Input Knowledge Required
To understand this message, the reader needs several pieces of context:
- The assistant's prior conclusion: That the system is compute-bound on small-batch MoE kernels, based on profiling data showing 100% utilization, 55% power, and low PCIe bandwidth.
- The infrastructure context: The system runs on Proxmox, a Type-1 hypervisor based on KVM/QEMU, with GPUs passed through via VFIO/IOMMU.
- The performance symptoms: ~11 tok/s single-stream, scaling to ~250 tok/s at concurrency 64, with GPUs at 100% utilization but only 55% TDP power.
- The model architecture: GLM-5-NVFP4 is a 744B MoE model with 78 layers, each requiring MLA attention + MoE expert dispatch + all-reduce per decode step.
- The NCCL communication pattern: Tensor parallelism 8 means every decode step requires all-reduce across all 8 GPUs for activations and gradients.
Output Knowledge Created
This message does not produce new data itself, but it creates a mandate for investigation. It transforms the session from a "results documentation" phase into a new diagnostic phase. The immediate output is the assistant's response in message 313, which enthusiastically validates the user's instinct ("Good instinct") and launches a comprehensive virtualization investigation: checking system virtualization type (KVM), DMI/BIOS vendor (QEMU), IOMMU configuration, NUMA topology, GPU NUMA affinity, PCIe Access Control Services (ACS), and crucially, running a P2P bandwidth test between GPUs.

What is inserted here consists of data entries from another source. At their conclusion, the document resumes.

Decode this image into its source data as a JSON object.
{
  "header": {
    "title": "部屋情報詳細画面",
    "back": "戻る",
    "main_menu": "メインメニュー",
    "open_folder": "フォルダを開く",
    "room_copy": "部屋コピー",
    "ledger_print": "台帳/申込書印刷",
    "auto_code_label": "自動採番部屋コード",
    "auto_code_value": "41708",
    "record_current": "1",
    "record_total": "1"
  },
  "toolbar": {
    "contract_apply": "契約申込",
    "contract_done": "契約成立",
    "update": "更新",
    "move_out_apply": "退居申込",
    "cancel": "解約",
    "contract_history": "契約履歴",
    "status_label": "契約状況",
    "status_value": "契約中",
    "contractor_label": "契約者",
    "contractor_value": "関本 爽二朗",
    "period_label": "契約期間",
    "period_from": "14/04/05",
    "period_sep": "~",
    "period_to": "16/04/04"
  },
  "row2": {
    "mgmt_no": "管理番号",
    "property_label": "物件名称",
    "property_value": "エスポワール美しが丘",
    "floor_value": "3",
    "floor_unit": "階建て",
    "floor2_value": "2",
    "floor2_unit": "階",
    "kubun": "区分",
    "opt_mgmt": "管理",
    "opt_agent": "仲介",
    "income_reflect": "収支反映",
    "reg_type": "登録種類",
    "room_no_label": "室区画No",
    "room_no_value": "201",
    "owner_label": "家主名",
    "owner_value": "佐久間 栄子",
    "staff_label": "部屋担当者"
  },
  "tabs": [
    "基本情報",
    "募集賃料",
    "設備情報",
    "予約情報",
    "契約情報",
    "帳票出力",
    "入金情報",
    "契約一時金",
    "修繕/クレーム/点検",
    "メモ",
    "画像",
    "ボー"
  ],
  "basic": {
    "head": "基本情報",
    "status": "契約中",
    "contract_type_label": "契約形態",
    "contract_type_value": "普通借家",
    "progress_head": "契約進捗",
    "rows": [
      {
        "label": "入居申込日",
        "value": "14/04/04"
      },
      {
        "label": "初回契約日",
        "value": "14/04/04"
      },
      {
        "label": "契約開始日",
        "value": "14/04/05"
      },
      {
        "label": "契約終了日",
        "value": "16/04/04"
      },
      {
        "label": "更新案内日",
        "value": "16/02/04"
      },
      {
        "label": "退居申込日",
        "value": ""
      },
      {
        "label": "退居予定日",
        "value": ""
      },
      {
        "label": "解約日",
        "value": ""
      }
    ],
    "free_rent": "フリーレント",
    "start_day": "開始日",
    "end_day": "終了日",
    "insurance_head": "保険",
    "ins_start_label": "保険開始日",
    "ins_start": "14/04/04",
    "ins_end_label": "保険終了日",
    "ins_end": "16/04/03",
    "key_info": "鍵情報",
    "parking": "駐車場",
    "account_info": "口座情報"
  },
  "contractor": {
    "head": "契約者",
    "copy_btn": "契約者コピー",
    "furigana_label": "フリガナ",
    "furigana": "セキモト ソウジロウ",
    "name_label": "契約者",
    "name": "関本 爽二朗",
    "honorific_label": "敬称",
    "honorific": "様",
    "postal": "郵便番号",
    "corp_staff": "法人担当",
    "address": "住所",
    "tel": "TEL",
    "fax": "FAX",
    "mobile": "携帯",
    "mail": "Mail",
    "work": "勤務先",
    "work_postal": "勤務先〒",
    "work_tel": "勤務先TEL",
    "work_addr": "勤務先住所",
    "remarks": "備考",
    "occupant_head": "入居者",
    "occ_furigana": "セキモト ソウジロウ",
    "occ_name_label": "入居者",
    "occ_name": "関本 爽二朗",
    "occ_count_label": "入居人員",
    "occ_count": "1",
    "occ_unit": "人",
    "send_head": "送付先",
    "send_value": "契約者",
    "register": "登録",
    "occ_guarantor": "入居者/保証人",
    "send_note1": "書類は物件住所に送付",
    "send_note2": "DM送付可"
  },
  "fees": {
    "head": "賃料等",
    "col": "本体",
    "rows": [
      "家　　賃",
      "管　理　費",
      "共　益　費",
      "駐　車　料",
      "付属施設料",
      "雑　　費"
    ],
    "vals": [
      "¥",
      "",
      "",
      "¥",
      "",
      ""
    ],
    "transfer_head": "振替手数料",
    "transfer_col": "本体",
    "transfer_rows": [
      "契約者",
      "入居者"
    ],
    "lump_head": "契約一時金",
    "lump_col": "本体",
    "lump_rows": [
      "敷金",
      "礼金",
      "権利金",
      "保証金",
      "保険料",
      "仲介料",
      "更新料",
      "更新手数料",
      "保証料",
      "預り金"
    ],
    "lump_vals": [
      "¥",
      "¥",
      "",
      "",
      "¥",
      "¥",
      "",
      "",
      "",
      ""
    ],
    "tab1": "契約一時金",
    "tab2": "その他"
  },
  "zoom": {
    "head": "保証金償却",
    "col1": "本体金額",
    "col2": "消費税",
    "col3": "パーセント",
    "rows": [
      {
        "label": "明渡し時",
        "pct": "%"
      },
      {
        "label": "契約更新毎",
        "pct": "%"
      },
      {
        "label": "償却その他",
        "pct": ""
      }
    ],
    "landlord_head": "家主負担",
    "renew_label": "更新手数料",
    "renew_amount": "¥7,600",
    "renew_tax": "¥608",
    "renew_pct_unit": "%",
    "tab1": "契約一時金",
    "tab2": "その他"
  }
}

The investigation reveals that the system has no direct GPU peer-to-peer support (all GPU pairs show "NS" = Not Supported in nvidia-smi topo -p2p r), meaning all cross-GPU traffic must go through the host memory via the hypervisor. The bandwidth test shows ~32 GB/s for large GPU-to-GPU copies—far below the ~1 TB/s same-GPU copy bandwidth—and the small-message performance characteristic of all-reduce operations would be even worse. This confirms the user's hypothesis: virtualization-induced P2P latency is a significant contributor to the performance bottleneck.
Conclusion
Message 312 is a masterclass in effective technical collaboration. In just 18 words, the user reframes an entire investigation, challenges well-supported conclusions with domain-specific knowledge, and redirects the session toward a more productive line of inquiry. The question is not confrontational but curious; it offers a hypothesis rather than demanding a correction. It demonstrates that in complex debugging scenarios, the most valuable contributions are often not answers but better questions—especially those that connect the data on the screen to the infrastructure reality beneath it.